Science and Technology Daily (Reporter Wang Zhuhua and Intern Qu Yizhen)

Carbon/carbon composites are one of the key materials widely used in aerospace, nuclear, and semiconductor industries with high tensile strength. However, their low flexural strength severely limits the application of carbon/carbon composites in bending members.

Recently, the reporter learned from Hainan University that Prof. Li Jianlin's team has cooperated with Donghua University, Pingxiang College on relevant subjects. They adopted a new process of preparation technology in the research to crack the application difficulties of carbon/carbon composites in extreme environments.

Prof. Li Jianlin proposed the principle of phase change expansion sintering, which involves uniformly coating nano diamond particles on the surface of woven carbon fiber cloth. After stacking and sintering, the onion-like fullerenes generated between the layers of the fiber cloth firmly bond the carbon fiber cloth together. The graphite onions located at the intersection of the woven fiber bundles form a unique "mortise and tenon structure" between the layers of the fiber cloth, further strengthening the mechanical properties of the sintered block. Its bending strength reaches up to 1.2 GPa.

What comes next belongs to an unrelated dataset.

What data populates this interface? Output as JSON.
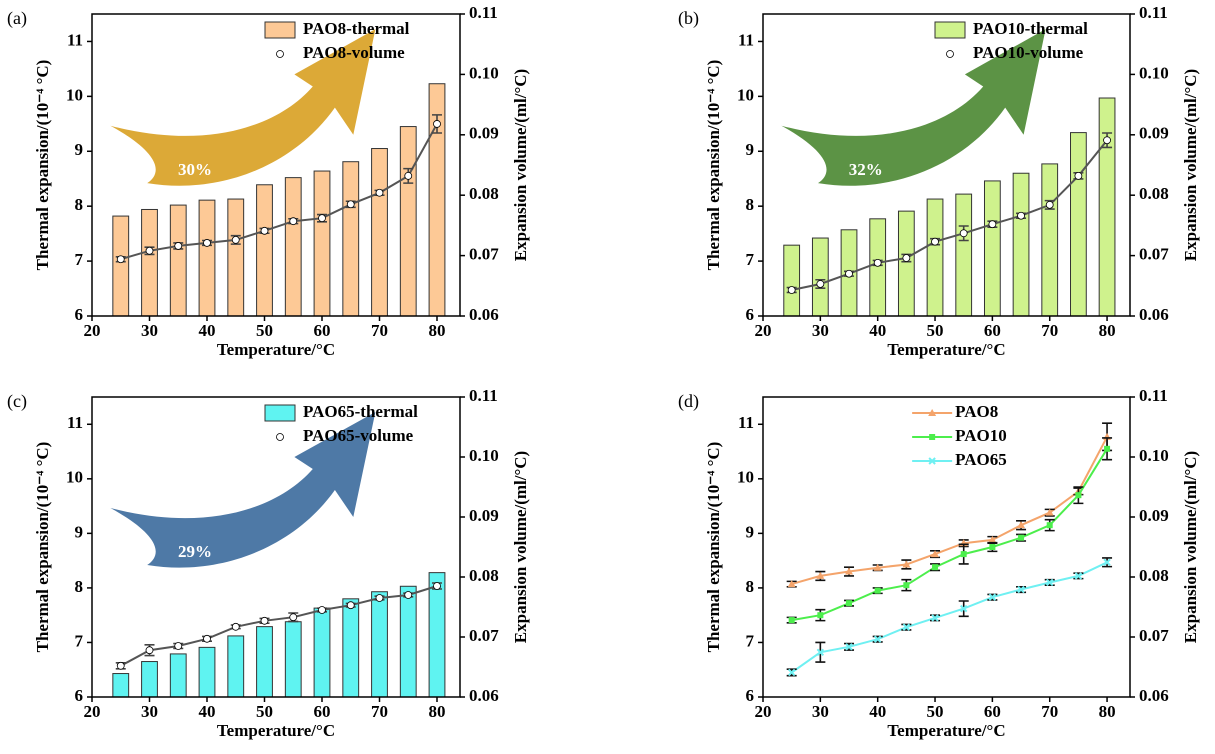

It is reported that this research creates a new method of preparing carbon/carbon composites with ultra-high bending strength, avoiding serious environmental pollution, high energy consumption and long preparation cycle and problems in other traditional carbon/carbon composites preparation process. It has solved the problem of restricting the application of carbon/carbon composites in the bending components due to the low bending strength. The research findings have been authorized by three relevant patents.

The results were published in Journal of Materials Science & Technology (English Version), an international academic journal in the field of structural materials, under the title of "Ultra-high bending strength of laminated carbon composites by mortise-and-tenon structure".